Tuesday 4 June 2019

A Study of Adaptation - Diamonds Are Forever

This is an example of an adaptation which tried to expand the source material. Diamonds Are Forever is the fourth Bond novel, published in 1956, which was adapted into the seventh film in 1971.

In the novel, Bond's mission is to infiltrate a diamond smuggling ring starting in Sierra Leone. After Special Branch picks up a country house burglar-turned smuggler named Peter Franks, Bond assumes the role of Franks to follow the trail to New York. With the help of fellow smuggler Tiffany Case and his old friend Felix Leiter, Bond learns that the operation is being run by The Spangled Mob, led by the brothers Jack and Seraffimo Spang out of Las Vegas.

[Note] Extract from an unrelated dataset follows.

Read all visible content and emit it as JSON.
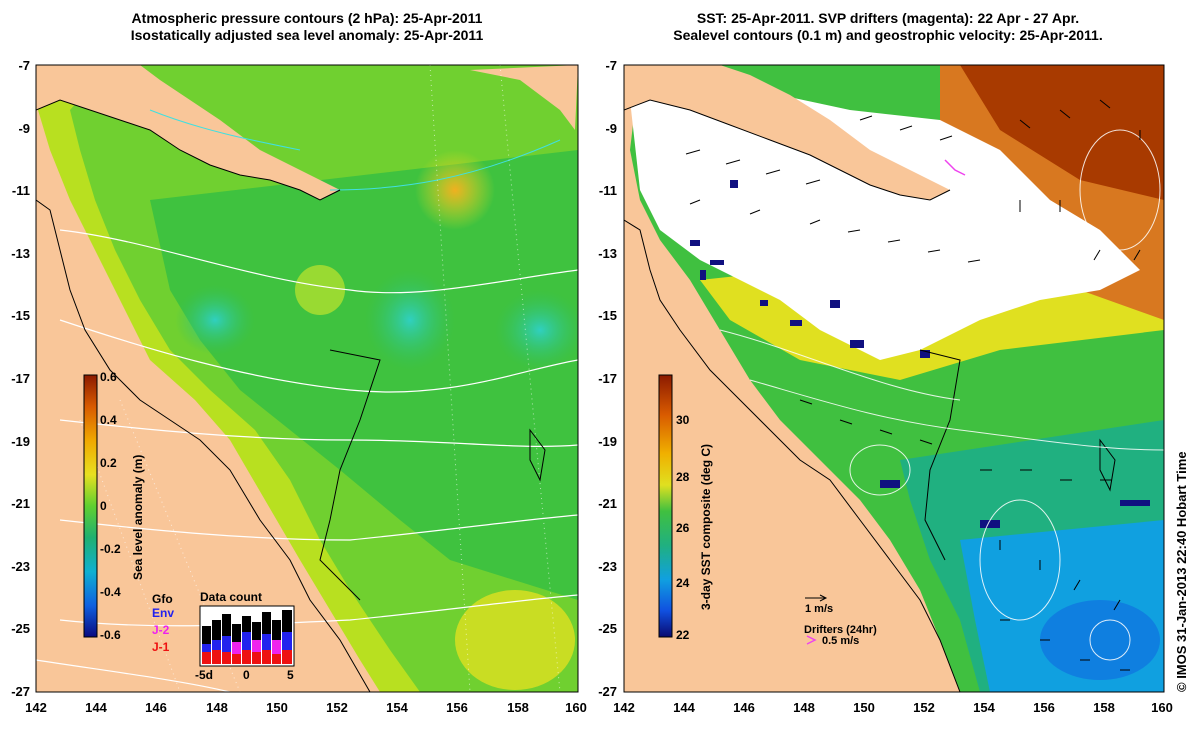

In the film, Bond infiltrates the pipeline as it's apparently being closed down and the smugglers are turning up dead. He soon learns that the ring is being masterminded by SPECTRE and Blofeld, whom he'd believed to be dead. Blofeld is stockpiling the diamonds for their refractive properties to make an orbital laser weapon, which he uses to destroy American, Russian, and Chinese nuclear weapons and then offer to the highest bidder.

The novel version of Diamonds Are Forever is the first book in the series where the antagonists are not affiliated with the Soviet Union in any way. In the film, they use SPECTRE, mainly because world domination and super-weapon plots had become part of the formula since the adaptation of Goldfinger. Blofeld and SPECTRE hadn't appeared in the books at this point, but there is a part of the story which takes place in "Spectreville", and old western ghost town which Seraffimo Spang had converted into a private retreat.

Spang also travels in a private train, an element which appears in Goldeneye; Alec Trevelyan travels in an armoured train which had previously been used to transport missiles, which reflects the post-Cold War setting of that film.

A lot of changes had to be made in the film due to the order of the films being different to the order of the books. For example, the previous film had been On Her Majesty's Secret Service, which ended with the murder of Bond's wife by Blofeld. The pre-title sequence involves Bond hunting Blofeld down.

Another example of this kind of change happens with Felix Leiter. He'd been maimed by a shark in Live and Let Die, and is now working for the Pinkerton Detective Agency. In the film series, he doesn't get maimed until the sixteenth film, License to Kill, so he's still working with the CIA. Even though the CIA is not meant to have jurisdiction on American soil.

There are some changes which make sense, and offer the opportunity for expansion. In the book, Bond smuggles the diamonds to the United States by hiding them in golf balls. I've heard that it's possible to open up a golf ball, but is highly dangerous and ill-advised. In the film, Bond has to intercept Peter Franks in Amsterdam after the smuggler escapes from custody. After killing him in a very creative fight scene, Bond uses the body to transport the diamonds. That seems to be more plausible than using golf balls.

The film does retain some imagery from the book, but uses them differently. One example involves characters being drowned in hot mud. In the novel, Bond's payout for delivering the diamond is obtained by betting on a rigged horse race. When Leiter bribes the jockey to get himself disqualified, Bond goes to a mud bath to make the payoff. It's here he encounters Mr Wint and Mr Kidd, the Spangled Mob's enforcers, who "discipline" the jockey with what's at hand.

Another example is a scorpion. The novel opens from the perspective of a scorpion, which is promptly crushed by the first smuggler in the pipeline, a dentist who pays miners to hide the diamonds in their mouths so he can extract them during a routine appointment. In the final chapter, Jack Spang kills the dentist by putting the scorpion in his mouth when he closes the pipeline. Spang himself is killed by Bond, who shoots down his helicopter with an anti-aircraft gun.

A similar scene happens at the beginning of the film (even opening with a shot of the scorpion). This time, Mr Wint and Mr Kidd meet the dentist, and Wint drops the scorpion down his back. They later meet a pilot due to collect the diamonds from the dentist, killing him with a bomb hidden in the package they hand over.

All in all, I think the film could have gotten away with killing Blofeld at the beginning and using conventional villains. It could have been an interesting break from the usual SPECTRE plots.